802.1X | Wi-Fi Radio Types

802.1X, also known as EAPOL, for EAP over LAN, is a basic protocol supported by enterprise-grade Wi-Fi networks, as well as modern wired Ethernet switches and other network technologies. The idea behind 802.1X is to allow the user's device to connect to the network as if the RADIUS server and advanced authentication systems did not exist, but to then block the network link for the device for all other protocols except 802. IX, until authentication is complete. The network's only requirements are twofold: prevent all data traffic from or to the client except for EAPOL (using Ethernet protocol 0×888E) from passing; and taking the EAPOL frames, removing the EAP messages embedded within, and tunneling those over the RADIUS protocol to the AAA server.
The job of the network, then, is rather simple. However, the sheer number of protocols can make the process seem complex. We'll go through the details slowly. The important thing to keep in mind is that 802.1X is purely a way of opening what acts like a direct link between the AAA server and the client device, to allow the user to be authenticated by whatever means the AAA server and client deem necessary.
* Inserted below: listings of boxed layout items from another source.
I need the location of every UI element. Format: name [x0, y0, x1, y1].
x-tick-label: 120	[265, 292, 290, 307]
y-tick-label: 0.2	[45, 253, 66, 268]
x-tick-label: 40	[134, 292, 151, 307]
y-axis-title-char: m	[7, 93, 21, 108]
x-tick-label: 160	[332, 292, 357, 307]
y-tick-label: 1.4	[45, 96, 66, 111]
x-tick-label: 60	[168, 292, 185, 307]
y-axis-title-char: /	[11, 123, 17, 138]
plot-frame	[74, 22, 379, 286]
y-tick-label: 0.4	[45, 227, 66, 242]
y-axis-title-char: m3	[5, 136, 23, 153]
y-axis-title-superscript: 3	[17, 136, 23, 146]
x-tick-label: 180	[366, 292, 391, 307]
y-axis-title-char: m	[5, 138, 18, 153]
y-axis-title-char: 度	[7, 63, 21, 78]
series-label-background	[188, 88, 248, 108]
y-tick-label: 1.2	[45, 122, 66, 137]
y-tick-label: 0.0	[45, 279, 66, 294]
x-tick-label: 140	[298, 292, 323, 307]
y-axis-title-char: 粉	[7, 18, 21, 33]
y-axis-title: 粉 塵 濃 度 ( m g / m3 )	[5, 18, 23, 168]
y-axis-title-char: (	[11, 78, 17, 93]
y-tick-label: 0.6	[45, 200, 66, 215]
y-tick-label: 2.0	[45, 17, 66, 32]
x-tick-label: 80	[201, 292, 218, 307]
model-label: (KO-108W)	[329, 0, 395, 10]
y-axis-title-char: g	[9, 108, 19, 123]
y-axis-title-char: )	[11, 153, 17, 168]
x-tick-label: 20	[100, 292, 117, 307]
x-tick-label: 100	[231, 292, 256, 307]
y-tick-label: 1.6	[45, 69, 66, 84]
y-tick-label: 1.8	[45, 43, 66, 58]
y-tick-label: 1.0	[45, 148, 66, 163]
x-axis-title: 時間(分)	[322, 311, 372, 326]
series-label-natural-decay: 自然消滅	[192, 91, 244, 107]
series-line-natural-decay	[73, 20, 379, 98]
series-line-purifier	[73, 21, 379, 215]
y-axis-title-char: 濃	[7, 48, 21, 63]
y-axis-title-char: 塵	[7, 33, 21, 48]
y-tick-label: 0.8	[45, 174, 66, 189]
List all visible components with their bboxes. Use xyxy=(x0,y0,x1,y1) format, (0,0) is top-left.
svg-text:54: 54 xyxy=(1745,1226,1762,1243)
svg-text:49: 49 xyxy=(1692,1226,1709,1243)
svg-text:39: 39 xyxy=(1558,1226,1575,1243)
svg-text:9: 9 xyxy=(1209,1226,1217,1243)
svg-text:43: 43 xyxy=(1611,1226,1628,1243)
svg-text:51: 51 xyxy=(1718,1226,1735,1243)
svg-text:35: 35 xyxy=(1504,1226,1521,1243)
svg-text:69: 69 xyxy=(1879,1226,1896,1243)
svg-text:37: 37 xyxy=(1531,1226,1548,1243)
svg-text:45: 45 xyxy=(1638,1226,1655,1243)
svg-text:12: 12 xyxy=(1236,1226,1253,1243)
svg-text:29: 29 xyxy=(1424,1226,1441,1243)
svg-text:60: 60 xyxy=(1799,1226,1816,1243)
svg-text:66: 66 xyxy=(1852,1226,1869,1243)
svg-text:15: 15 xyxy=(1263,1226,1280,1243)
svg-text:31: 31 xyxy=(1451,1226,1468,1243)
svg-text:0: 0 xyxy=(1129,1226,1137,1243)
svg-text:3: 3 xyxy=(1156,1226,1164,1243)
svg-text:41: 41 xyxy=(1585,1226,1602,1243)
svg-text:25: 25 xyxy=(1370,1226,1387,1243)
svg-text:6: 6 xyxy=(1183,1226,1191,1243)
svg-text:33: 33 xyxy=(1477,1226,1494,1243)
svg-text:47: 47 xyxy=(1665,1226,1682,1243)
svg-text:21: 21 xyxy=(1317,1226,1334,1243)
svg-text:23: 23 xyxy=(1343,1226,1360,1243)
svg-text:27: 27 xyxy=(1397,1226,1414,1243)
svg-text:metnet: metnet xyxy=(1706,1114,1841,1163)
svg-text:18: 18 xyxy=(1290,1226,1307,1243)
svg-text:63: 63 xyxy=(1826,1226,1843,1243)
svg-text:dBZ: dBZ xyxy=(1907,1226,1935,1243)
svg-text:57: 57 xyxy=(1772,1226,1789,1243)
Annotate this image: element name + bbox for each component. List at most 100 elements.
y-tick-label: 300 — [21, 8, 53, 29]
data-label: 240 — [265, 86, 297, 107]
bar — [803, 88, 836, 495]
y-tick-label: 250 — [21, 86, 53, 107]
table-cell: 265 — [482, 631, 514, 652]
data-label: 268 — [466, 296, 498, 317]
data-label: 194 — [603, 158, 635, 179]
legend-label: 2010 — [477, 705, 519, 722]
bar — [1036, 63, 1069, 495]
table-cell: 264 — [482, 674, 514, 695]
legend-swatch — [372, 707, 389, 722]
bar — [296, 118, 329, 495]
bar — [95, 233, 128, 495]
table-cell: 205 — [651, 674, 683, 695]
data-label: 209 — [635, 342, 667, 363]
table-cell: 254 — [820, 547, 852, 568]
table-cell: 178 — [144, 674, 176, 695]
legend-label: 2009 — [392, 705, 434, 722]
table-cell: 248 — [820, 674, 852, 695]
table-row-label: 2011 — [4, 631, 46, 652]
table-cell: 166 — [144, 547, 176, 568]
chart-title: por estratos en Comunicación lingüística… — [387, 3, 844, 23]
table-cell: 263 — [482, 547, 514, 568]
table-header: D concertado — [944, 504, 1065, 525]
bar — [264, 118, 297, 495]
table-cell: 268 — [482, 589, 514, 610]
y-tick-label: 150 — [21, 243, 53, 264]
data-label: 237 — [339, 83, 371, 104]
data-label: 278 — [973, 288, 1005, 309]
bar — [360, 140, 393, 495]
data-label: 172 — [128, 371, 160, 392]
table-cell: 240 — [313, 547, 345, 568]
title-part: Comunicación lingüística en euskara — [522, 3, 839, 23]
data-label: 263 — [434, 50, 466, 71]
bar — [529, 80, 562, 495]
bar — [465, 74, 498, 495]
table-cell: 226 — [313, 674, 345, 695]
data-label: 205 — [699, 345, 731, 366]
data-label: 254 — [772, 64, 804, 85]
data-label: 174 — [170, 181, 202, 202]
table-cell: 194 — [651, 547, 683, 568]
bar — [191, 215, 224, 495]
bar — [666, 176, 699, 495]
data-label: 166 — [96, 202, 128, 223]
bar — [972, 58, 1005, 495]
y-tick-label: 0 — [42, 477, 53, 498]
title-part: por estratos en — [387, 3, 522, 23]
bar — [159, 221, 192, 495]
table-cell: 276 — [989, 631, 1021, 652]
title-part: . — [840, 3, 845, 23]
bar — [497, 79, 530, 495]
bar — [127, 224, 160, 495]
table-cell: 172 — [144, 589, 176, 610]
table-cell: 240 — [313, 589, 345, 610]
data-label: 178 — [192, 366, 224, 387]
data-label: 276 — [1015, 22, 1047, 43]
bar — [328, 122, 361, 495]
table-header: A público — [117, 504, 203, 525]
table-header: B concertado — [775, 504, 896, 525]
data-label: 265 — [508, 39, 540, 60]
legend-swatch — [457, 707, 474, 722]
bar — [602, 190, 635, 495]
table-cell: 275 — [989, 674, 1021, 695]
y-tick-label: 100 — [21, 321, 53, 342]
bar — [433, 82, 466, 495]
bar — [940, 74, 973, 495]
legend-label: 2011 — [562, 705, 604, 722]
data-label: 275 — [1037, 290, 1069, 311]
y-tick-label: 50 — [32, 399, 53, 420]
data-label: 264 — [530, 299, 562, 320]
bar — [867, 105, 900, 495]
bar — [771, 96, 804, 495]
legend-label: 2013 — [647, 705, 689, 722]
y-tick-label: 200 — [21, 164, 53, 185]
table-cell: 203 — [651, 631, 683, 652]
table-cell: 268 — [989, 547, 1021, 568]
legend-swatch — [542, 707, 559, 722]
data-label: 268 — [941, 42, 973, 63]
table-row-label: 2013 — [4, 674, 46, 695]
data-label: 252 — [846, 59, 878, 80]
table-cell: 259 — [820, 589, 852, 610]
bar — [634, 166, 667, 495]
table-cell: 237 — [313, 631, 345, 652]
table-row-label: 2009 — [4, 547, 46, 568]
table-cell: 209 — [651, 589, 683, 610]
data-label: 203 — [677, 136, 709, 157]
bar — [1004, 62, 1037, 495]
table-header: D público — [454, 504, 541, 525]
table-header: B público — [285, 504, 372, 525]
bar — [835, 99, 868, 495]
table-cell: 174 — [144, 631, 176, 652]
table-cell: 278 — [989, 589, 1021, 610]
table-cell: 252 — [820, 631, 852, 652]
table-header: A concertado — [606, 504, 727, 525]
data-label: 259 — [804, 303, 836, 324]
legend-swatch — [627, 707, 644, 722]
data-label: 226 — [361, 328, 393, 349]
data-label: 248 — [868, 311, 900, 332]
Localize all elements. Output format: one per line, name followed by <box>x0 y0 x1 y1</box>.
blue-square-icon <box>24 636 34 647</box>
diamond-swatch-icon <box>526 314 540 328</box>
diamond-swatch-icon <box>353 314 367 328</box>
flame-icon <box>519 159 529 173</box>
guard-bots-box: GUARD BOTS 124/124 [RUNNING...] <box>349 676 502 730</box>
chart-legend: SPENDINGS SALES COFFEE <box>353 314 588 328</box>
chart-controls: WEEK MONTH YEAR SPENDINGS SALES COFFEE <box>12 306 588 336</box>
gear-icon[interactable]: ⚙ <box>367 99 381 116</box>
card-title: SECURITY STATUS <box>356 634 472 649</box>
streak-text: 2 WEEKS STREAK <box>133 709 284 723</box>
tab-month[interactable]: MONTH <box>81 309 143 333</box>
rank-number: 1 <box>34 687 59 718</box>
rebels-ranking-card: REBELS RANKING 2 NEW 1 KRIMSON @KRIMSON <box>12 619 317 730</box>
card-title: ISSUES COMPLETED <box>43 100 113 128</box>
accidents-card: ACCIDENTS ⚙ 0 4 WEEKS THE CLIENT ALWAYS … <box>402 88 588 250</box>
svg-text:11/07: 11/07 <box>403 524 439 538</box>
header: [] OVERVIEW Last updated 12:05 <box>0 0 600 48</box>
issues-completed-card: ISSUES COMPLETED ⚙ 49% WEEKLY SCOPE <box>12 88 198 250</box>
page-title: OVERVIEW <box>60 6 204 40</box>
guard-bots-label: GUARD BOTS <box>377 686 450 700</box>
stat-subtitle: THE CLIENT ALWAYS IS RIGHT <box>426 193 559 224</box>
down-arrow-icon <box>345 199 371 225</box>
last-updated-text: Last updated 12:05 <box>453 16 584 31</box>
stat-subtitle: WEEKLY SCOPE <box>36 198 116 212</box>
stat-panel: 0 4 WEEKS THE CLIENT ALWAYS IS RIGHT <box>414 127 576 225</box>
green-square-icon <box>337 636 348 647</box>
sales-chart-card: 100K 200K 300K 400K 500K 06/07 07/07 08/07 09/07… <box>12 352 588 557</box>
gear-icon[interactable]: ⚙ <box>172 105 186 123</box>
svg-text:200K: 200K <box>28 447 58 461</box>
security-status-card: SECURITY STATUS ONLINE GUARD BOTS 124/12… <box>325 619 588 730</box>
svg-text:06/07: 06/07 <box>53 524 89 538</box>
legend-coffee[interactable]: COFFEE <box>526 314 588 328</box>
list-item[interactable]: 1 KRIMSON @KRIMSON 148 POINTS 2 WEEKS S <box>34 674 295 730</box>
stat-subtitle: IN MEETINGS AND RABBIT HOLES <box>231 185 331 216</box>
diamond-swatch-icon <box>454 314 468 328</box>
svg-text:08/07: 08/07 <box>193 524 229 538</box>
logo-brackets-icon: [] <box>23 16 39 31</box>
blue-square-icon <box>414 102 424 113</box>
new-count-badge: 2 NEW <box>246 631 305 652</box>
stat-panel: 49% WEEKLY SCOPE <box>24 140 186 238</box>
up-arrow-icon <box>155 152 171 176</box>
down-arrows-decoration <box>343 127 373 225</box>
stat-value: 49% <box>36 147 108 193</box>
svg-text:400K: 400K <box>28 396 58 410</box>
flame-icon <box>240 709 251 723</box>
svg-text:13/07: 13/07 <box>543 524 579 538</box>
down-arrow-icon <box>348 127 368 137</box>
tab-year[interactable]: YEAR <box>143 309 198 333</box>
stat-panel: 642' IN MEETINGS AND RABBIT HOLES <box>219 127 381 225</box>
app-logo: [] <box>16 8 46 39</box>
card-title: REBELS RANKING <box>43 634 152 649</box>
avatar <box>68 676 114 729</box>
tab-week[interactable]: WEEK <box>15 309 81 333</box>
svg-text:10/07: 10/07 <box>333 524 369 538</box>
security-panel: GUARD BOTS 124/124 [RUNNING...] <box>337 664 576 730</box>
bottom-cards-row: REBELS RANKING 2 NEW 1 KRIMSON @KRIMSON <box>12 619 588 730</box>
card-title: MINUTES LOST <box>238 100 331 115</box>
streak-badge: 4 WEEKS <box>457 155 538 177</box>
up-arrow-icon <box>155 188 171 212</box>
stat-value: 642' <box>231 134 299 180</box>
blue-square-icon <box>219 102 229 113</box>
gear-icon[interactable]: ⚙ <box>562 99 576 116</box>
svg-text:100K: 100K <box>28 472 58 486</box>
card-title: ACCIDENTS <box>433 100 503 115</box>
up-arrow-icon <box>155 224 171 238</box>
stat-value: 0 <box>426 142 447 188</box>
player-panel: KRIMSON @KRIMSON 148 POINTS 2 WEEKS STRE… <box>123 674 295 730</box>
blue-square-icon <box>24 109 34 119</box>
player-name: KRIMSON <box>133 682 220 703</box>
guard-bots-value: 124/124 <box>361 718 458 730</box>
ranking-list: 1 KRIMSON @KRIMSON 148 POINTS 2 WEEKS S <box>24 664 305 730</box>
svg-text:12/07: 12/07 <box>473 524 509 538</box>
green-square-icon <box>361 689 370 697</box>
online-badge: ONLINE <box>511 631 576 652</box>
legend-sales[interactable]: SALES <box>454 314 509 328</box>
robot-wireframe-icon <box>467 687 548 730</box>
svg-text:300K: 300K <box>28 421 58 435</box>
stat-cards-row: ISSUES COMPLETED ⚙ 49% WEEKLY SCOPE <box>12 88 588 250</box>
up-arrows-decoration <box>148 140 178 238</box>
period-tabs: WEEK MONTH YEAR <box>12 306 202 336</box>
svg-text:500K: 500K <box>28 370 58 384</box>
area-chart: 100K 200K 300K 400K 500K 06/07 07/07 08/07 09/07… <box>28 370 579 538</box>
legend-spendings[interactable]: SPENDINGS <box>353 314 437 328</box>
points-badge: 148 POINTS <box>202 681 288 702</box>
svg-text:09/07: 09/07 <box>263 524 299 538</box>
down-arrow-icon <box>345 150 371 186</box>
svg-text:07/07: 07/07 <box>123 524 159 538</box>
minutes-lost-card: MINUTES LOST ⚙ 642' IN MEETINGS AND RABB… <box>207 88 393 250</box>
The protocols are all layered, allowing the highest-level security protocols to ride on increasingly more specific frames that each act as blank envelopes for its contents.
Once the AAA server and the client have successfully authenticated, the AAA server will use its RADIUS link to inform the network that the client can pass. The network will tear down its EAPOL-only firewall, allowing generic data traffic to pass. In the same message that the AAA server tells the network to allow the client (an EAP Success), it also passes the PMK—the master key that the client also has and will be used for encryption—to the network, which can then drop into the four-way handshake to derive the PTK and start the encrypted channel. This PMK exchange goes in an encrypted portion of the EAP response from the RADIUS server, and is removed when the EAP Success is forwarded over the air. The encryption is rather simple, and is based on the shared password that the RADIUS server and controller or access point have. Along with the PMK comes a session lifetime. The RADIUS server tells the controller or access point how long the authentication, and subsequent use of the keys derived from it, is valid. Once that time expires, both the access point and the client are required to erase any knowledge of the key, and the client must reauthenticate using EAP to get a new one and continue using the network.
For network administrators, it is important to keep in mind that the EAP traffic in EAPOL is not encrypted. Because the AAA server and the client have not agreed on the keys yet, all of the traffic between the client and the RADIUS server can be seen by passive observers. This necessarily limits the EAP methods—the specific types of authentication—that can be used. For example, in the early days of 802.1X, an EAP method known as EAP-MD5 was used, where the user typed a password (or the client used the user's computer account password), which was then hashed with the MD5 one-way cryptographic hash algorithm, and then sent across the network. Now, MD5 is flawed, but is still secure enough that an attacker would have a very hard time reverse-engineering the password from the hash of it. However, the attacker wouldn't need to do this, as he could just replay the same MD5 hashed version himself, as if he were the original user, and gain access to the network. For this reason, no modern wireless device supports EAP-MD5 for wireless authentication.